R.W. & C. s.a.s., avverso la cartella esattoriale con cui gli era stato
ingiunto di pagare i contributi previdenziali ritenuti omessi in danno di
taluni dipendenti occupati presso un cantiere sito in Berlino.

La Corte, in particolare, ha ritenuto che, essendo
state provate le cattive condizioni climatiche insistenti in Germania, la
sospensione dell’attività lavorativa che era stata disposta dall’impresa doveva
reputarsi giustificata per causa di forza maggiore, indipendentemente dal fatto
che si trattasse di fattispecie di sospensione non prevista dalla
contrattazione collettiva applicabile, di talché nulla era dovuto per i
contributi omessi.

Avverso tali statuizioni ha proposto ricorso per
cassazione l’INPS, deducendo un motivo di censura. W.R., in proprio e n.q., e
la società concessionaria dei servizi di riscossione sono rimasti intimati. A
seguito di infruttuosa trattazione camerale, la Sesta sezione civile di questa
Corte, con ordinanza del 7.7.2016, ha rimesso la causa alla pubblica udienza.

 

Ragioni della decisione

 

Con l’unico motivo di censura, l’INPS denuncia
violazione e falsa applicazione dell’art. 1, d.l. n. 338/1989
(conv. con I. n. 389/1989), per avere la Corte
di merito ritenuto che, essendo stata data prova delle cattive condizioni
climatiche insistenti nel cantiere sito in Germania, la sospensione
dell’attività lavorativa da parte dell’impresa odierna intimata doveva
reputarsi giustificata per causa di forza maggiore ex artt. 1463 e 1464 c.c.,
ancorché si trattasse di fattispecie di sospensione non tipizzata dalla
contrattazione collettiva applicabile, e comunque per avere la Corte ritenuto
raggiunta la prova della ricorrenza di una causa di forza maggiore, che nel
caso di specie non poteva invece in alcun modo ravvisarsi.

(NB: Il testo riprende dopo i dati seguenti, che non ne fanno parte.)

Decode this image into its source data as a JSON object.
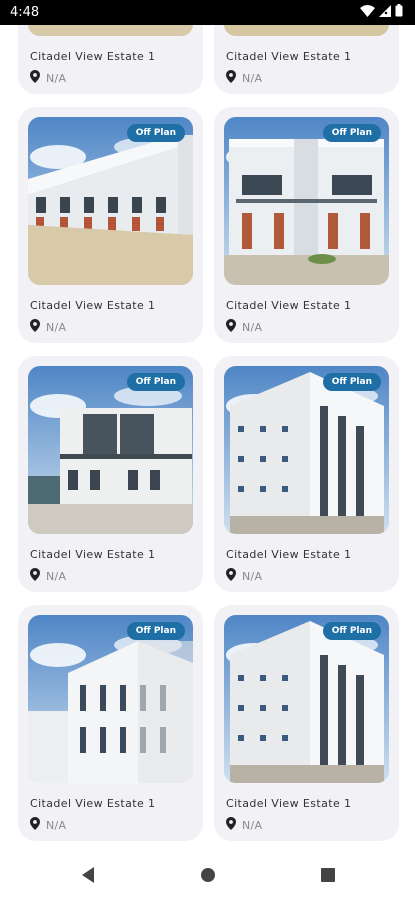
{
  "status_bar": {
    "time": "4:48",
    "icons": [
      "wifi-icon",
      "signal-icon",
      "battery-icon"
    ]
  },
  "listings": [
    {
      "title": "Citadel View Estate 1",
      "location": "N/A",
      "badge": "",
      "image": "townhouse-row-angled"
    },
    {
      "title": "Citadel View Estate 1",
      "location": "N/A",
      "badge": "",
      "image": "townhouse-row-street"
    },
    {
      "title": "Citadel View Estate 1",
      "location": "N/A",
      "badge": "Off Plan",
      "image": "townhouse-row-angled"
    },
    {
      "title": "Citadel View Estate 1",
      "location": "N/A",
      "badge": "Off Plan",
      "image": "townhouse-front"
    },
    {
      "title": "Citadel View Estate 1",
      "location": "N/A",
      "badge": "Off Plan",
      "image": "duplex-dark-front"
    },
    {
      "title": "Citadel View Estate 1",
      "location": "N/A",
      "badge": "Off Plan",
      "image": "apartment-block"
    },
    {
      "title": "Citadel View Estate 1",
      "location": "N/A",
      "badge": "Off Plan",
      "image": "apartment-block-side"
    },
    {
      "title": "Citadel View Estate 1",
      "location": "N/A",
      "badge": "Off Plan",
      "image": "apartment-block"
    }
  ],
  "nav": {
    "buttons": [
      "back-icon",
      "home-icon",
      "recents-icon"
    ]
  },
  "colors": {
    "badge": "#1f6fa7",
    "card_bg": "#f1f1f6",
    "title_text": "#333333",
    "location_text": "#8a8a8a"
  }
}
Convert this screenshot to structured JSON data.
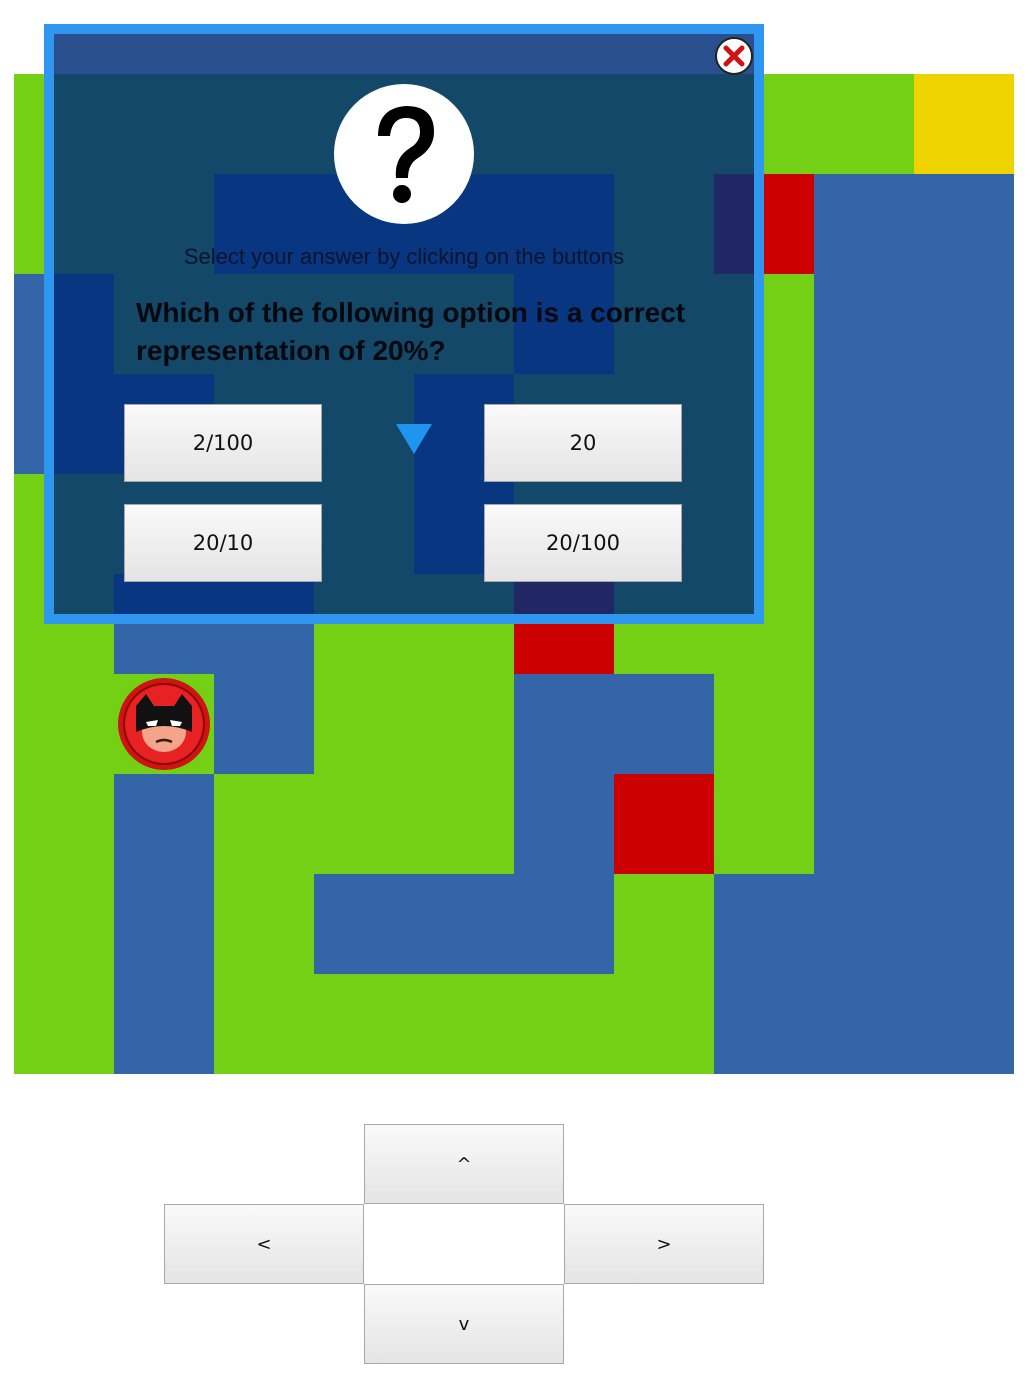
{
  "colors": {
    "path": "#74d015",
    "wall": "#3465a9",
    "trap": "#cc0000",
    "goal": "#efd300",
    "overlay_border": "#2f97ef"
  },
  "maze": {
    "legend": {
      "G": "path",
      "B": "wall",
      "R": "trap",
      "Y": "goal"
    },
    "rows": [
      "GGGGGGGGGY",
      "GGBBBBGRBB",
      "BGGGGBGGBB",
      "BBGGBGGGBB",
      "GGGGBGGGBB",
      "GBBGGRGGBB",
      "GGBGGBBGBB",
      "GBGGGBRGBB",
      "GBGBBBGBBB",
      "GBGGGGGBBB"
    ],
    "player": {
      "name": "batman-avatar",
      "row": 6,
      "col": 1
    }
  },
  "quiz": {
    "close_icon": "close-x-icon",
    "icon": "question-mark-icon",
    "instruction": "Select your answer by clicking on the buttons",
    "question": "Which of the following option is a correct representation of 20%?",
    "options": [
      "2/100",
      "20",
      "20/10",
      "20/100"
    ]
  },
  "controls": {
    "up": "^",
    "left": "<",
    "right": ">",
    "down": "v"
  }
}
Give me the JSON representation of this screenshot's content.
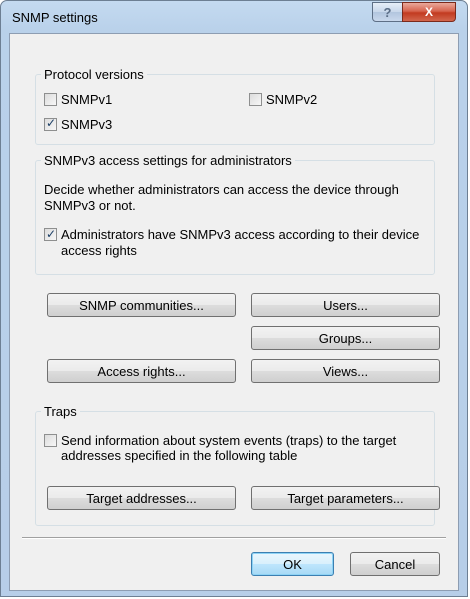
{
  "window": {
    "title": "SNMP settings"
  },
  "titlebar": {
    "help_label": "?",
    "close_label": "X"
  },
  "protocol_versions": {
    "label": "Protocol versions",
    "snmpv1": {
      "label": "SNMPv1",
      "checked": false
    },
    "snmpv2": {
      "label": "SNMPv2",
      "checked": false
    },
    "snmpv3": {
      "label": "SNMPv3",
      "checked": true
    }
  },
  "access_settings": {
    "label": "SNMPv3 access settings for administrators",
    "description": "Decide whether administrators can access the device through SNMPv3 or not.",
    "admin_access": {
      "label": "Administrators have SNMPv3 access according to their device access rights",
      "checked": true
    }
  },
  "buttons": {
    "snmp_communities": "SNMP communities...",
    "users": "Users...",
    "groups": "Groups...",
    "access_rights": "Access rights...",
    "views": "Views..."
  },
  "traps": {
    "label": "Traps",
    "send_info": {
      "label": "Send information about system events (traps) to the target addresses specified in the following table",
      "checked": false
    },
    "target_addresses": "Target addresses...",
    "target_parameters": "Target parameters..."
  },
  "footer": {
    "ok_label": "OK",
    "cancel_label": "Cancel"
  }
}
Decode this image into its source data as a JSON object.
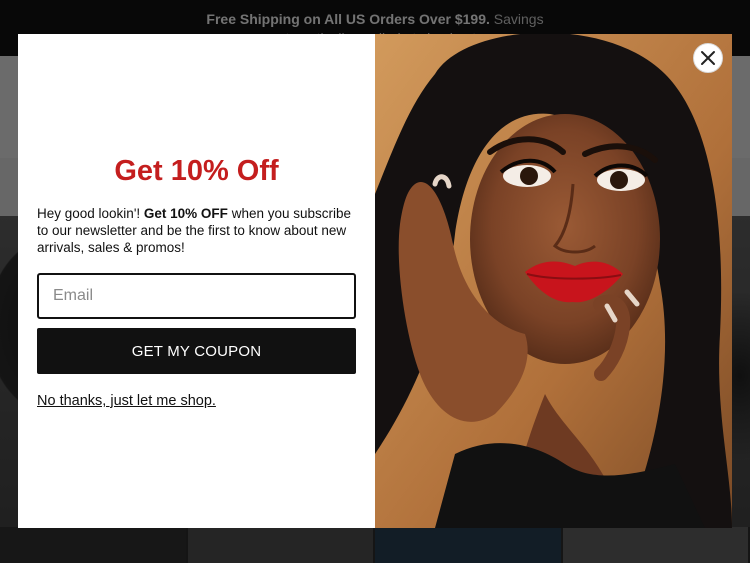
{
  "announcement": {
    "bold": "Free Shipping on All US Orders Over $199.",
    "rest": " Savings automatically applied at checkout."
  },
  "popup": {
    "title": "Get 10% Off",
    "desc_prefix": "Hey good lookin'! ",
    "desc_bold": "Get 10% OFF",
    "desc_suffix": " when you subscribe to our newsletter and be the first to know about new arrivals, sales & promos!",
    "email_placeholder": "Email",
    "email_value": "",
    "coupon_button": "GET MY COUPON",
    "decline_link": "No thanks, just let me shop.",
    "close_icon": "close-icon"
  },
  "colors": {
    "title": "#c41e1e",
    "button_bg": "#111111",
    "announcement_bg": "#111111"
  }
}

Il motivo è fondato nei termini che seguono.

Va premesso che, secondo la giurisprudenza di questa
Corte consolidatasi dopo Cass. S.U. n. 11199 del
2002, l’importo della retribuzione da assumere come base di calcolo dei
contributi previdenziali, ai sensi dell’art. 1, d.l. n. 338/1989
(conv. con I. n. 389/1989), non può essere
inferiore all’importo del c.d. “minimale contributivo”, ossia
all’importo di quella retribuzione che ai lavoratori di un determinato settore
dovrebbe essere corrisposta in applicazione dei contratti collettivi stipulati
dalle associazioni sindacali più rappresentative su base nazionale.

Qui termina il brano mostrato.